Palestinian President Mahmoud Abbas has blamed the escalation of tensions in the occupied Palestinian territories on Israel’s continued aggression and its illegal settlement activities.
Abbas said in a Monday speech that the current violence stems from the Palestinian youths’ despair over the halt in the talks between Israel and the Palestinians as well as the Israeli regime’s “invasion of the al-Aqsa Mosque and the continuation of settlement building and military checkpoint deployment,” Israeli media reported.
He added that the ongoing tensions have been caused by the “lack of an alternative” for Palestinian youths, who have seen that “our state doesn’t exist because of the settlements and checkpoints, and despair started to seep in.”
Tensions in the occupied territories have dramatically escalated since the Israeli regime’s imposition of restrictions in August on the entry of Palestinian worshipers to the al-Aqsa Mosque compound in East al-Quds (Jerusalem).
Palestinians are angry at increasing violence by Israeli settlers at the al-Aqsa Mosque compound and their attacks on Palestinian properties, saying the Tel Aviv regime seeks to change the status quo of the compound, a complaint echoed by Abbas on Monday.
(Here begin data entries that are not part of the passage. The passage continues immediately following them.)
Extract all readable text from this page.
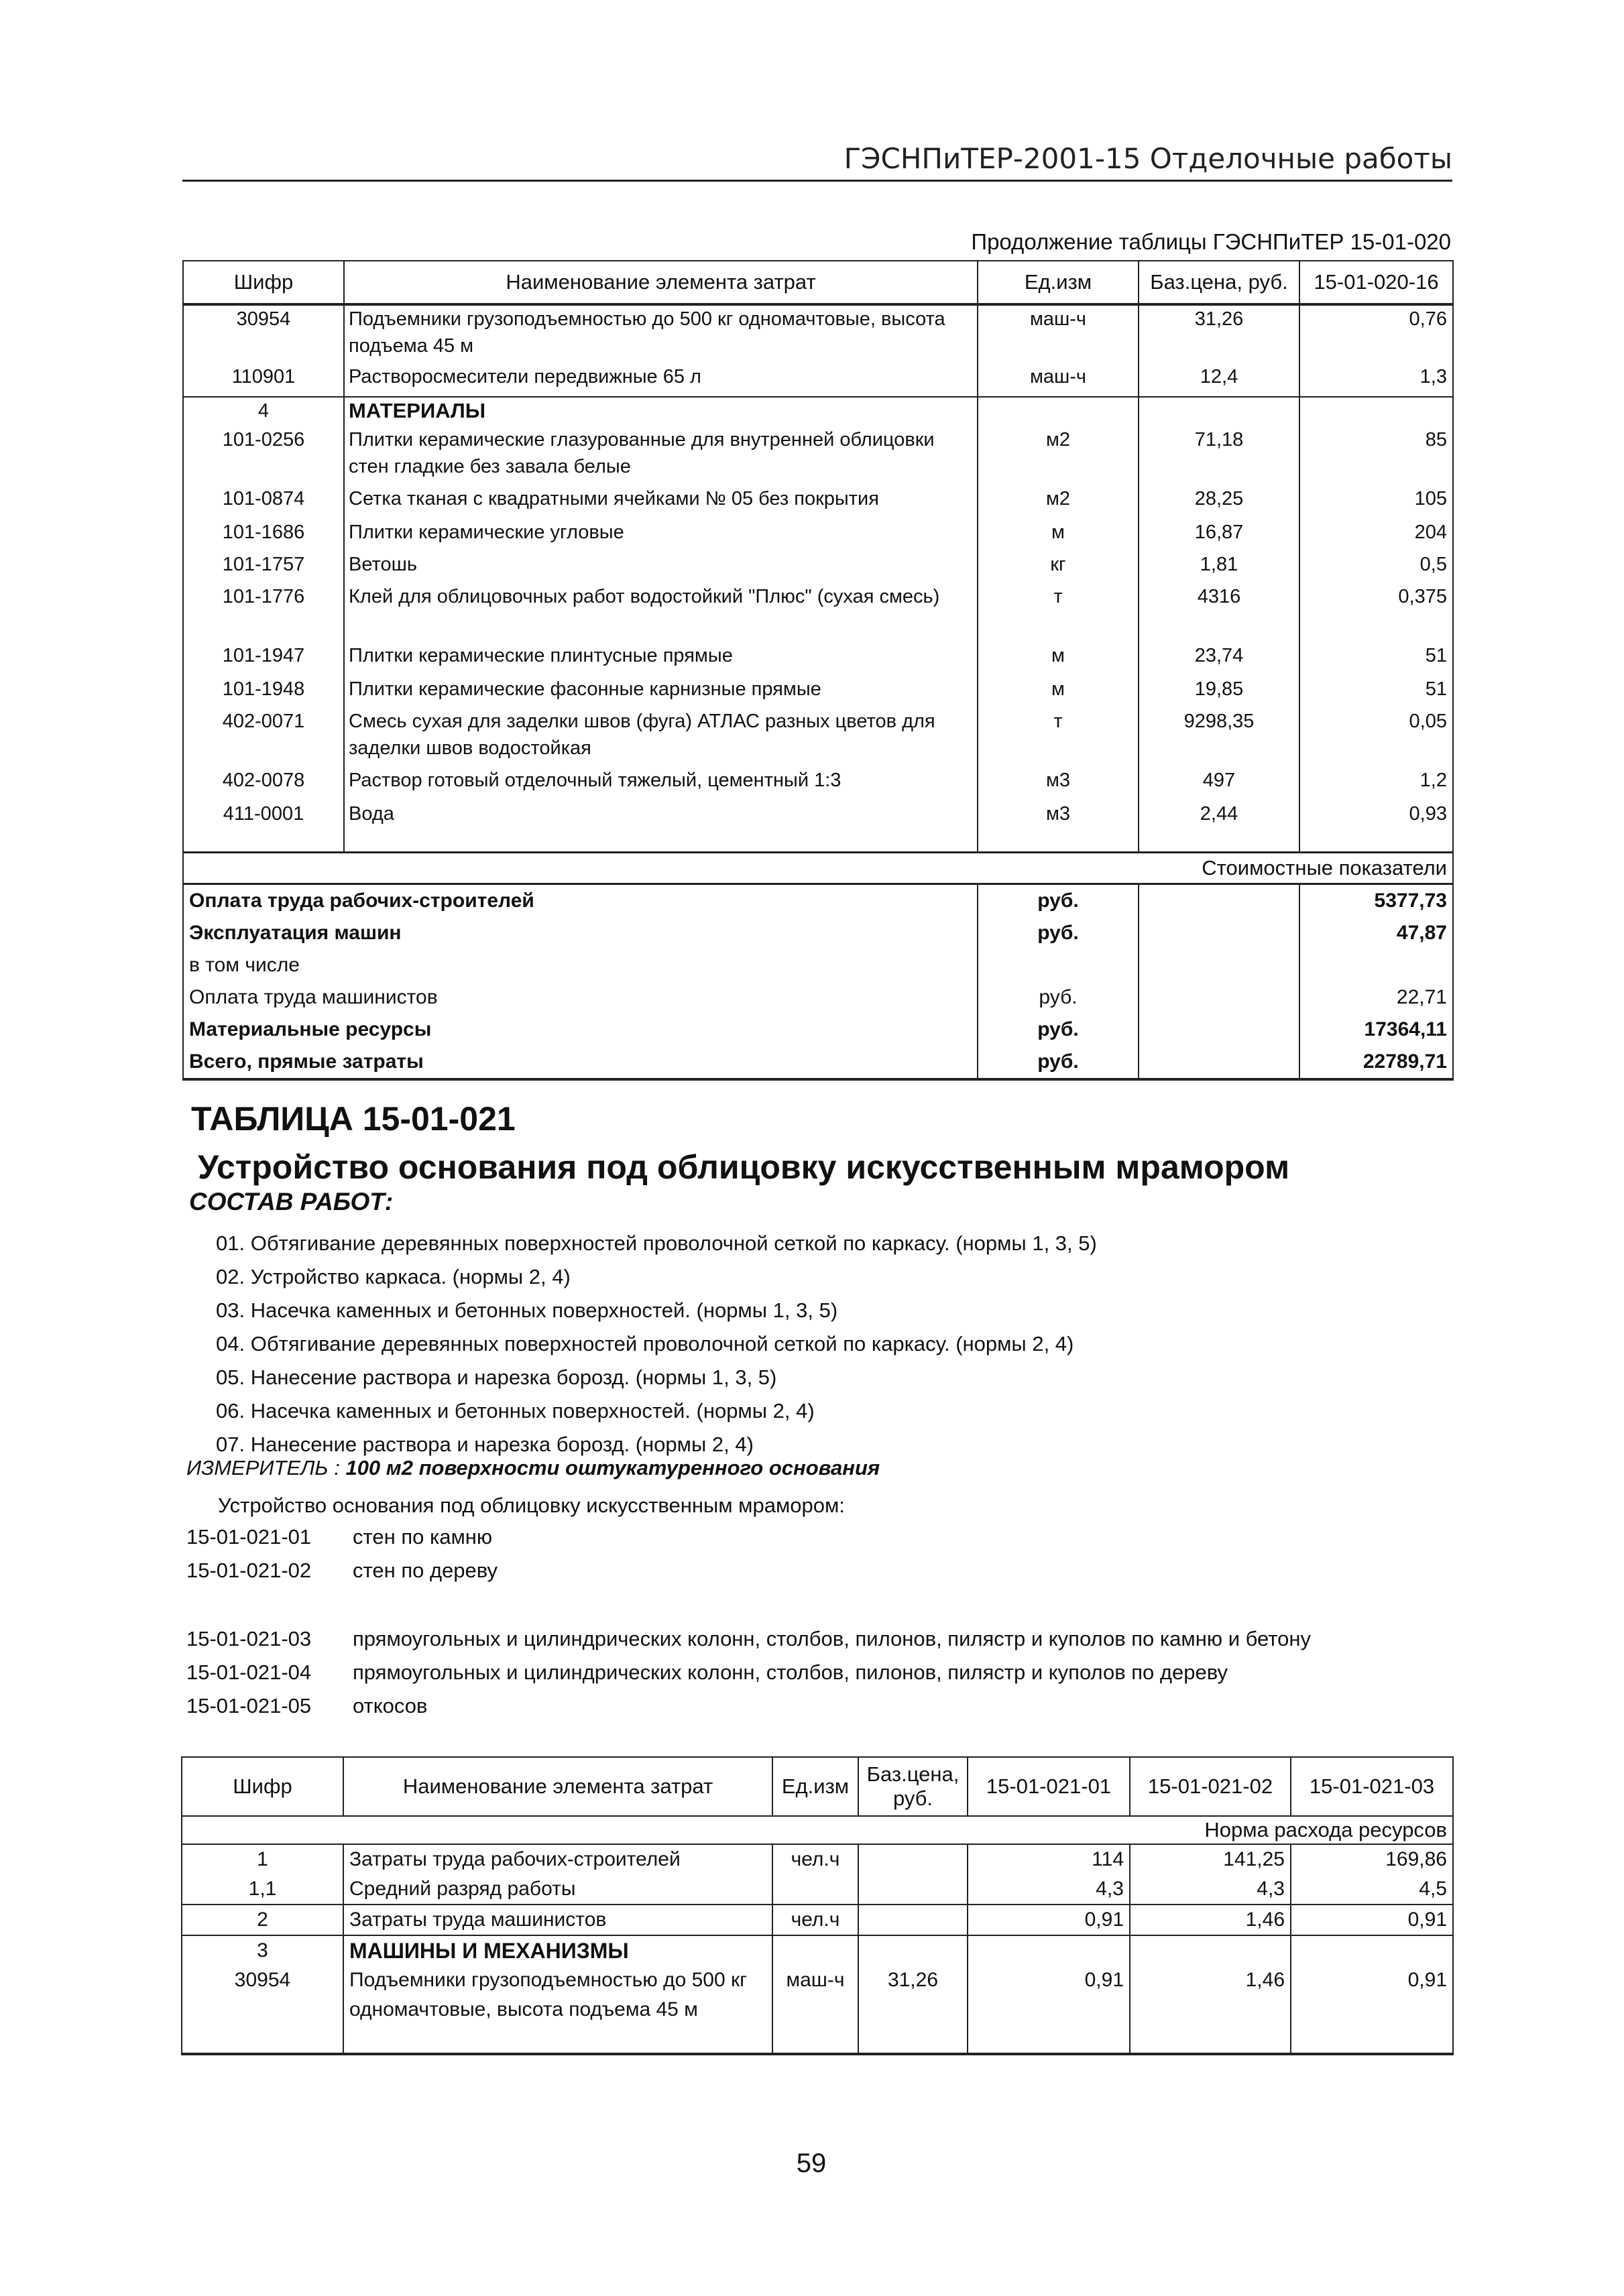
ГЭСНПиТЕР-2001-15 Отделочные работы
Продолжение таблицы ГЭСНПиТЕР 15-01-020
Шифр	Наименование элемента затрат	Ед.изм	Баз.цена, руб.	15-01-020-16
30954	Подъемники грузоподъемностью до 500 кг одномачтовые, высота подъема 45 м	маш-ч	31,26	0,76
110901	Растворосмесители передвижные 65 л	маш-ч	12,4	1,3
4	МАТЕРИАЛЫ			
101-0256	Плитки керамические глазурованные для внутренней облицовки стен гладкие без завала белые	м2	71,18	85
101-0874	Сетка тканая с квадратными ячейками № 05 без покрытия	м2	28,25	105
101-1686	Плитки керамические угловые	м	16,87	204
101-1757	Ветошь	кг	1,81	0,5
101-1776	Клей для облицовочных работ водостойкий "Плюс" (сухая смесь)	т	4316	0,375
101-1947	Плитки керамические плинтусные прямые	м	23,74	51
101-1948	Плитки керамические фасонные карнизные прямые	м	19,85	51
402-0071	Смесь сухая для заделки швов (фуга) АТЛАС разных цветов для заделки швов водостойкая	т	9298,35	0,05
402-0078	Раствор готовый отделочный тяжелый, цементный 1:3	м3	497	1,2
411-0001	Вода	м3	2,44	0,93

Стоимостные показатели				
Оплата труда рабочих-строителей		руб.		5377,73
Эксплуатация машин		руб.		47,87
в том числе				
Оплата труда машинистов		руб.		22,71
Материальные ресурсы		руб.		17364,11
Всего, прямые затраты		руб.		22789,71
ТАБЛИЦА 15-01-021
Устройство основания под облицовку искусственным мрамором
СОСТАВ РАБОТ:
01. Обтягивание деревянных поверхностей проволочной сеткой по каркасу. (нормы 1, 3, 5)
02. Устройство каркаса. (нормы 2, 4)
03. Насечка каменных и бетонных поверхностей. (нормы 1, 3, 5)
04. Обтягивание деревянных поверхностей проволочной сеткой по каркасу. (нормы 2, 4)
05. Нанесение раствора и нарезка борозд. (нормы 1, 3, 5)
06. Насечка каменных и бетонных поверхностей. (нормы 2, 4)
07. Нанесение раствора и нарезка борозд. (нормы 2, 4)
ИЗМЕРИТЕЛЬ : 100 м2 поверхности оштукатуренного основания
Устройство основания под облицовку искусственным мрамором:
15-01-021-01 стен по камню
15-01-021-02 стен по дереву
15-01-021-03 прямоугольных и цилиндрических колонн, столбов, пилонов, пилястр и куполов по камню и бетону
15-01-021-04 прямоугольных и цилиндрических колонн, столбов, пилонов, пилястр и куполов по дереву
15-01-021-05 откосов
Шифр	Наименование элемента затрат	Ед.изм	Баз.цена, руб.	15-01-021-01	15-01-021-02	15-01-021-03
Норма расхода ресурсов						
1	Затраты труда рабочих-строителей	чел.ч		114	141,25	169,86
1,1	Средний разряд работы			4,3	4,3	4,5
2	Затраты труда машинистов	чел.ч		0,91	1,46	0,91
3	МАШИНЫ И МЕХАНИЗМЫ					
30954	Подъемники грузоподъемностью до 500 кг одномачтовые, высота подъема 45 м	маш-ч	31,26	0,91	1,46	0,91
59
The Palestinian president further said that no solution has been found regarding the Israeli “attacks on the Al-Aqsa Mosque,” while comparing the current situation with the one created after former Israeli Premier Ariel Sharon visited the holy site on September 28, 2000, which led to the Second Intifada (popular uprising), also known as the al-Aqsa Intifada.
“Today, the situation is similar,” Abbas said, stressing that Palestinians are still “patient and steadfast about our rights.”
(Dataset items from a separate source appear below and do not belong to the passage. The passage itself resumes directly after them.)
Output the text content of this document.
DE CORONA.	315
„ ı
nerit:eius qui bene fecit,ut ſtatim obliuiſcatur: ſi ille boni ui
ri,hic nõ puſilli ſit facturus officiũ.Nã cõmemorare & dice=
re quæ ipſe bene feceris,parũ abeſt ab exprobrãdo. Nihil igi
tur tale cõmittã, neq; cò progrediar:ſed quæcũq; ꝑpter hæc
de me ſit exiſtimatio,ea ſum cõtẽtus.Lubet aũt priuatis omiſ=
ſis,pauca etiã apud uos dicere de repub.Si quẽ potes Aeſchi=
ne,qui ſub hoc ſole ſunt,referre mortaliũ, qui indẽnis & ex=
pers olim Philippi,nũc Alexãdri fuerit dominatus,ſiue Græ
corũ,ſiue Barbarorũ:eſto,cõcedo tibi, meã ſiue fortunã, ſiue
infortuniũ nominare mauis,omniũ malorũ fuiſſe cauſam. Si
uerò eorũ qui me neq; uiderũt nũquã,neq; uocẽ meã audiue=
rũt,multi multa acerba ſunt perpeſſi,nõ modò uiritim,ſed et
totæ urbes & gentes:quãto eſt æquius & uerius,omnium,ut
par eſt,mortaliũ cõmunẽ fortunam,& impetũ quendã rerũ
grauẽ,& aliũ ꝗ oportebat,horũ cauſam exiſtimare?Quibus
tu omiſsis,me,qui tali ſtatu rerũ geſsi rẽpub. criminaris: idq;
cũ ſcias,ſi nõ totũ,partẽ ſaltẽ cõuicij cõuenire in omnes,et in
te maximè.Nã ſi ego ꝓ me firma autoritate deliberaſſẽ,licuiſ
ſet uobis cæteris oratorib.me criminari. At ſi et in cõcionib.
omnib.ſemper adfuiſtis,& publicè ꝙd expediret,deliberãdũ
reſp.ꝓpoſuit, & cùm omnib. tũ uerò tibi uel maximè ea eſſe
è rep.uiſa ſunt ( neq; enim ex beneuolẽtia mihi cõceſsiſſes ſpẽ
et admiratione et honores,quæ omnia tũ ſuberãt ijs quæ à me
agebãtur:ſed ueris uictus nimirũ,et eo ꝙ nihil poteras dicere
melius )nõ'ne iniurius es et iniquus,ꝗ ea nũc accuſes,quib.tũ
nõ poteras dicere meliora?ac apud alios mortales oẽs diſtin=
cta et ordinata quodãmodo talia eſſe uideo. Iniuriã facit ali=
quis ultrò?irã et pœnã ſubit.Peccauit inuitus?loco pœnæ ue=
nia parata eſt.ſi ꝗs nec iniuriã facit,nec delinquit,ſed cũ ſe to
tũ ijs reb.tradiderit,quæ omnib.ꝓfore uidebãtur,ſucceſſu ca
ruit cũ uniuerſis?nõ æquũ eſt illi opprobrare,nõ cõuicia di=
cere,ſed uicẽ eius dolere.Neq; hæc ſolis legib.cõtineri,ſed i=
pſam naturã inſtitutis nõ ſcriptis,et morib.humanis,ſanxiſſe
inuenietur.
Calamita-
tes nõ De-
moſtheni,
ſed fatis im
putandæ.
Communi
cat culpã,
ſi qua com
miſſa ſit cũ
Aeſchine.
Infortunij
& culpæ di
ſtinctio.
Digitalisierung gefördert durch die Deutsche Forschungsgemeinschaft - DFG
The first Palestinian Intifada took place in the late 1980s and early 1990s.
The al-Aqsa Mosque compound, located in the Israeli-occupied Old City of al-Quds, is a flashpoint holy Islamic site, also highly respected by Jews and Christians. The mosque is Islam’s third holiest site after Masjid al-Haram in Mecca and Masjid al-Nabawi in Medina, Saudi Arabia.
More than 120 Palestinians have been killed in the recent escalation of violence since the start of October. Nearly 20 Israelis have also been killed in the clashes.